The problem: Strug Works is really good at writing correct TypeScript, structuring components sensibly, and following architectural patterns. But it didn't know our visual language. It didn't know that our accent color is aurora-green (#00e87b), that our design system is called Aurora Borealis, or that the entire aesthetic is rooted in northern lights and Minnesota.

So when agents generated UI, it was functionally correct but visually generic. Not wrong. Just... not ours. And that gap — between what the team could build and what the brand needed — was my fault for not documenting it.

The fix was straightforward: add a Design System G-2 section to CLAUDE.md that documents our visual identity, color palette, component patterns, and the Aurora Borealis aesthetic. Now when sc-frontend or sc-backend generates UI, it reads the same standards a human designer would follow.

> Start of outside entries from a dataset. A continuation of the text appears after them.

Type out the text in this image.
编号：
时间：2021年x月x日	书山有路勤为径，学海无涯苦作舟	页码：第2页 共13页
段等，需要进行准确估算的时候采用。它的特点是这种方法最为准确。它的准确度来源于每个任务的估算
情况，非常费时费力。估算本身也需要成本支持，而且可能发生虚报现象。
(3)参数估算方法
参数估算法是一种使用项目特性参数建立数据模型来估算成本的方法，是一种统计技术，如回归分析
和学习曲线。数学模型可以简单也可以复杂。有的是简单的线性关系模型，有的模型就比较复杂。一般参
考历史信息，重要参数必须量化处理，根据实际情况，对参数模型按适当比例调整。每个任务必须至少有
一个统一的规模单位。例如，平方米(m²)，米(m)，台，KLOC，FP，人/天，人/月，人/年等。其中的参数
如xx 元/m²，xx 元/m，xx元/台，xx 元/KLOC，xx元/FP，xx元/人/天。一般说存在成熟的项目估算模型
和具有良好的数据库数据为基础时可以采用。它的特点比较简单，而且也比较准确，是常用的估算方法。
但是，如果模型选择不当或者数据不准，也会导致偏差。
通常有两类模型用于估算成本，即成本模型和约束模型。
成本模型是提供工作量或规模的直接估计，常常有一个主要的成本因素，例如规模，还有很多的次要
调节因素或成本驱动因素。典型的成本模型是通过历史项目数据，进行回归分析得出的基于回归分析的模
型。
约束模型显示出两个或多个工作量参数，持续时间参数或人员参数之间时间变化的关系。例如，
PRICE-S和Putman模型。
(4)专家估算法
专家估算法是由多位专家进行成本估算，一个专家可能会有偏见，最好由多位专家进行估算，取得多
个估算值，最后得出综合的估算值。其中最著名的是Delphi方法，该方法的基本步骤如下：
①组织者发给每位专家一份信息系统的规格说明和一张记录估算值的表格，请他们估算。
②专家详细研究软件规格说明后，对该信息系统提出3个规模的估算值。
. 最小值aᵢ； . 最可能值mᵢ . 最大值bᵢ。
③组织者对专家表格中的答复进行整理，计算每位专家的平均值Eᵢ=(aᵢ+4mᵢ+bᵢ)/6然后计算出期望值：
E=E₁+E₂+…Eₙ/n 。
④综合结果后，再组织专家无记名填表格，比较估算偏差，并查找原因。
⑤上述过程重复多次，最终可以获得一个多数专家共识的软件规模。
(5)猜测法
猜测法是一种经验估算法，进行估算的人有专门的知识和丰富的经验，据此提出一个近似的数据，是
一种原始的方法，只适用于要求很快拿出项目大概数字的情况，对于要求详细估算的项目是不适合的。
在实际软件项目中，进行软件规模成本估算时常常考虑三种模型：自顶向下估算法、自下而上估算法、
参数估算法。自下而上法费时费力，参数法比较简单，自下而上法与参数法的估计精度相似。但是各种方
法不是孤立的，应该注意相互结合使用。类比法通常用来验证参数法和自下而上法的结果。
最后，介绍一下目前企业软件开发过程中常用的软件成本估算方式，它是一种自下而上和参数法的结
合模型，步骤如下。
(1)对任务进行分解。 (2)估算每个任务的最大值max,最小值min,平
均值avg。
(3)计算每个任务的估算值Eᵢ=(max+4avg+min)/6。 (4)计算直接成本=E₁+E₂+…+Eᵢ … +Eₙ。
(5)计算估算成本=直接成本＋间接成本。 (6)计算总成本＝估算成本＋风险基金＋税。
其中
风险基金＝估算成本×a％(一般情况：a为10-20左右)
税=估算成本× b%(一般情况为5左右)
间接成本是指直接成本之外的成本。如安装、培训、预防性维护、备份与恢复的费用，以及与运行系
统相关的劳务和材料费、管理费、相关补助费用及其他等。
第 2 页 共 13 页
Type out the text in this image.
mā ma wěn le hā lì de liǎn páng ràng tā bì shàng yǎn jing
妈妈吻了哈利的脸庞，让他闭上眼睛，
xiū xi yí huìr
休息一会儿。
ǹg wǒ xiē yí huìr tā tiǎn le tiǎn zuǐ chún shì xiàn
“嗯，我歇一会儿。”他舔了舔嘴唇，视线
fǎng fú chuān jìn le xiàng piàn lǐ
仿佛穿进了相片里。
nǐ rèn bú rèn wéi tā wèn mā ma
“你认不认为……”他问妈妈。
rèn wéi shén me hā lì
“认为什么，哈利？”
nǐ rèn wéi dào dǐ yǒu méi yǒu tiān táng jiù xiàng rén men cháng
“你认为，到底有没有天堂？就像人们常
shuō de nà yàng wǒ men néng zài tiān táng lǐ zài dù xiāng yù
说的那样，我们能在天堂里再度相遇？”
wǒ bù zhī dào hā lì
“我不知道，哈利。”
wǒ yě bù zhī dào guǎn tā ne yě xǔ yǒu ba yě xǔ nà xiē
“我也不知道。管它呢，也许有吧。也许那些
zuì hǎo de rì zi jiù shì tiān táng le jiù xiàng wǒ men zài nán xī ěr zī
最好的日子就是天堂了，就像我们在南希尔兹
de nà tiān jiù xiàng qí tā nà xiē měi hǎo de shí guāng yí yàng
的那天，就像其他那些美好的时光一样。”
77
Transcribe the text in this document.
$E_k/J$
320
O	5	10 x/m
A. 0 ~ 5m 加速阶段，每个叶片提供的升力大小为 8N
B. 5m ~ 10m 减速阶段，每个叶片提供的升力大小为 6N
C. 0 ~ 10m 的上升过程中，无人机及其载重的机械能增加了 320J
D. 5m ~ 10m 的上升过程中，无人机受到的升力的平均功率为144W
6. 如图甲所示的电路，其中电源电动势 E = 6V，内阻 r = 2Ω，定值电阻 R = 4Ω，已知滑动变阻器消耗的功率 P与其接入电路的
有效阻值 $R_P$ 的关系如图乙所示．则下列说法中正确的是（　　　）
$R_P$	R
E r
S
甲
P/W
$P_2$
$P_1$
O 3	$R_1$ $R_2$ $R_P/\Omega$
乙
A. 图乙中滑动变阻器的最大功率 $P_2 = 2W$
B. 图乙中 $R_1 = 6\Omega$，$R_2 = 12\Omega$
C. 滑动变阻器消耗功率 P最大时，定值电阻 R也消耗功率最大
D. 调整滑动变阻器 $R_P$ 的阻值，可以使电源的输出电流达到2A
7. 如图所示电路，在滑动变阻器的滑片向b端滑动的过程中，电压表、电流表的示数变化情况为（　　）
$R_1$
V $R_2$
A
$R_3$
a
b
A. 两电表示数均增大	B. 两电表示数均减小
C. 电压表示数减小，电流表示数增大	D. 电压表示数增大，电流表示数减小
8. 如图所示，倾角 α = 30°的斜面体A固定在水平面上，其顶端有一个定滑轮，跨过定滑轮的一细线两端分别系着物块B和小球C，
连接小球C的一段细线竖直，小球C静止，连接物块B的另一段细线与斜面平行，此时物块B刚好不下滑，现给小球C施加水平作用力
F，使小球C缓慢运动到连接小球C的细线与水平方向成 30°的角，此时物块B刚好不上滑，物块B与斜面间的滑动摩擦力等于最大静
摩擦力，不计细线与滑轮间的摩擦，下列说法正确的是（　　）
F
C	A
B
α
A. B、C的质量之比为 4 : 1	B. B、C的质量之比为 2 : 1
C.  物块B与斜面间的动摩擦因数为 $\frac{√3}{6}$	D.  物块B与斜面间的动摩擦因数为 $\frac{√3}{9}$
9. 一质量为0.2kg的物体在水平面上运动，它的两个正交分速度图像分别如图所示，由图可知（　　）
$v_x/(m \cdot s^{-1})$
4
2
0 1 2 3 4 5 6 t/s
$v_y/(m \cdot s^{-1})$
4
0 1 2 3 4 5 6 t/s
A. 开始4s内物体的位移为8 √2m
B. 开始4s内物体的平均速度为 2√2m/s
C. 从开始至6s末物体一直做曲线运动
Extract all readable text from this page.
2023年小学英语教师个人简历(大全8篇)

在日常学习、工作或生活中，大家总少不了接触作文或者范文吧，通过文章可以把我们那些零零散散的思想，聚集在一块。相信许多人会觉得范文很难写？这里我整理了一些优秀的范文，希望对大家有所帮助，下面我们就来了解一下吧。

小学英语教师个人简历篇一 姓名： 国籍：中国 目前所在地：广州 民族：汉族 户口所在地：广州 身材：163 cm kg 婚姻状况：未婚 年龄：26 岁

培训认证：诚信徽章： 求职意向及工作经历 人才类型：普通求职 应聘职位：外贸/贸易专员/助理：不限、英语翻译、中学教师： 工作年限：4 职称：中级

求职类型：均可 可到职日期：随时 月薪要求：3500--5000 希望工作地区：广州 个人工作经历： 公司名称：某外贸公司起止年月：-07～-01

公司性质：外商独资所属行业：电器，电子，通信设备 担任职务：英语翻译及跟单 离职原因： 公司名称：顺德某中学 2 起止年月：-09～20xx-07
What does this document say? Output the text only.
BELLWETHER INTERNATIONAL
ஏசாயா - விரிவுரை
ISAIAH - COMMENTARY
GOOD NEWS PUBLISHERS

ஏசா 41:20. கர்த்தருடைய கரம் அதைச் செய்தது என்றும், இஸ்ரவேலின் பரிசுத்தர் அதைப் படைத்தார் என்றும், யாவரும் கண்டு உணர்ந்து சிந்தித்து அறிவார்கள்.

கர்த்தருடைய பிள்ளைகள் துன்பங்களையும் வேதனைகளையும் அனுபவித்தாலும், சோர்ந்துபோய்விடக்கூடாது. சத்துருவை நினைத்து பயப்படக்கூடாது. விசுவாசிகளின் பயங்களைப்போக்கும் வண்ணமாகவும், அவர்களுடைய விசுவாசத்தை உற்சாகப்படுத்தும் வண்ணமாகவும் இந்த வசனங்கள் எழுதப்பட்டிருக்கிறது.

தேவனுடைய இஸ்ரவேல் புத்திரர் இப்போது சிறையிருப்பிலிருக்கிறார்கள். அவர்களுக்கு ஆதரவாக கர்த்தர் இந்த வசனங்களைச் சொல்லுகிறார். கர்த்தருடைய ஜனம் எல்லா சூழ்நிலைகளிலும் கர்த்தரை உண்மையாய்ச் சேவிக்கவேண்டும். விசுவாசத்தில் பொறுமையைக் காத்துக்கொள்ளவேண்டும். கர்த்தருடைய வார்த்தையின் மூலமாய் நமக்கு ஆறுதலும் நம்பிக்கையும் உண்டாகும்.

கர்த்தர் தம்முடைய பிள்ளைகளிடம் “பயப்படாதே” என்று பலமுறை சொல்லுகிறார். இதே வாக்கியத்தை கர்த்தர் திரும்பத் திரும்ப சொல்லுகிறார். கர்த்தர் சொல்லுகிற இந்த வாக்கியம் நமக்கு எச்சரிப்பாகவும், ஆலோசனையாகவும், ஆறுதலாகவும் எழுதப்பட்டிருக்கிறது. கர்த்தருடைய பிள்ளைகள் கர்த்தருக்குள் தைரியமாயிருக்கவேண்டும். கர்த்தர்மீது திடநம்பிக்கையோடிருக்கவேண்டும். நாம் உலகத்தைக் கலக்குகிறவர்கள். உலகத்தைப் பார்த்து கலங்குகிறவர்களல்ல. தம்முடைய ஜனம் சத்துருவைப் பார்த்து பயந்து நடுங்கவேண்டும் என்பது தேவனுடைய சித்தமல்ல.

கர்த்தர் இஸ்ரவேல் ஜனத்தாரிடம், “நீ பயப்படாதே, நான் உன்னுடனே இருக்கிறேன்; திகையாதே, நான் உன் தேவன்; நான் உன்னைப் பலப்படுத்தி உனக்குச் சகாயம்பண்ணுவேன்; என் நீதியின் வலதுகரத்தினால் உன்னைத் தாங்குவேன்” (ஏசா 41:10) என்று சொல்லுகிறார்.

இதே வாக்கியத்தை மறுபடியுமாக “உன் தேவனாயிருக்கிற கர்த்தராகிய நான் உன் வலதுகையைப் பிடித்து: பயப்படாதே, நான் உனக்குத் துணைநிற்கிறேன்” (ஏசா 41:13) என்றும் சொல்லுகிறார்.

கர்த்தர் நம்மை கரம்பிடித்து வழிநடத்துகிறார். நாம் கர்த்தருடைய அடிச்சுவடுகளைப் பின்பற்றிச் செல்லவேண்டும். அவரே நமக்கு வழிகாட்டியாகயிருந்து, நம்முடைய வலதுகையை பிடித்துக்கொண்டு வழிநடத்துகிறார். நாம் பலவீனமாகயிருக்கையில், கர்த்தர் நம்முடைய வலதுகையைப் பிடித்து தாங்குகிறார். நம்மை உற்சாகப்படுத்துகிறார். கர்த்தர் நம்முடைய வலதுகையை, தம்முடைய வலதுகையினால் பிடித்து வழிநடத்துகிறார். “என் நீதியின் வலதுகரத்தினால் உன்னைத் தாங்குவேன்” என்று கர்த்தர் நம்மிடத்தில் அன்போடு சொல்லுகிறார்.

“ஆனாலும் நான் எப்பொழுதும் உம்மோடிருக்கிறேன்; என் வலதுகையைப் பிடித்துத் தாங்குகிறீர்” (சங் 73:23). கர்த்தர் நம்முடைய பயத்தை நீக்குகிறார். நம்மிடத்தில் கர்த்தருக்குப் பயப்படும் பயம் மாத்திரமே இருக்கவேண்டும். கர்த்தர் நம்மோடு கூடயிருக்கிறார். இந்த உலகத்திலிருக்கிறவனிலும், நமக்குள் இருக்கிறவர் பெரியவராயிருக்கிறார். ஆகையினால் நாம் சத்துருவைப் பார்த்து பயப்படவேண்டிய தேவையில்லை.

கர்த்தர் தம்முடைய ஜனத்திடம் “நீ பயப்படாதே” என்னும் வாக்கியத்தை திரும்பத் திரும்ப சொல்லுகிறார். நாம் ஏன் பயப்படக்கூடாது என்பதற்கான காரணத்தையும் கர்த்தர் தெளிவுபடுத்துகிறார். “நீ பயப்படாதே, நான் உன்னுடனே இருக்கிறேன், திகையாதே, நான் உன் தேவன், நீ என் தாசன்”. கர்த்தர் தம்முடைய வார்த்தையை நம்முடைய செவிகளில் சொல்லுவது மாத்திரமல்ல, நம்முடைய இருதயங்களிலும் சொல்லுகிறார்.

This is one of those changes that doesn't show up in metrics but matters deeply. It's the difference between an autonomous team that can ship code and an autonomous team that can ship brand-consistent experiences. The latter requires me to document not just the what and how, but the why and the feel.

I've learned that building an autonomous team isn't just about giving them the right tools — it's about giving them the right context. CLAUDE.md isn't just documentation. It's culture transfer. It's teaching a team to see the way you see.

What's Next

Now that the standards are documented, I'm watching to see how consistently they get applied. The real test will be when sc-frontend ships a new component or page without my intervention — and it just looks right. That's when I'll know the culture transfer worked. Next up: expanding the component library section with Aurora Borealis-specific patterns and documenting our approach to motion and animation with Framer Motion.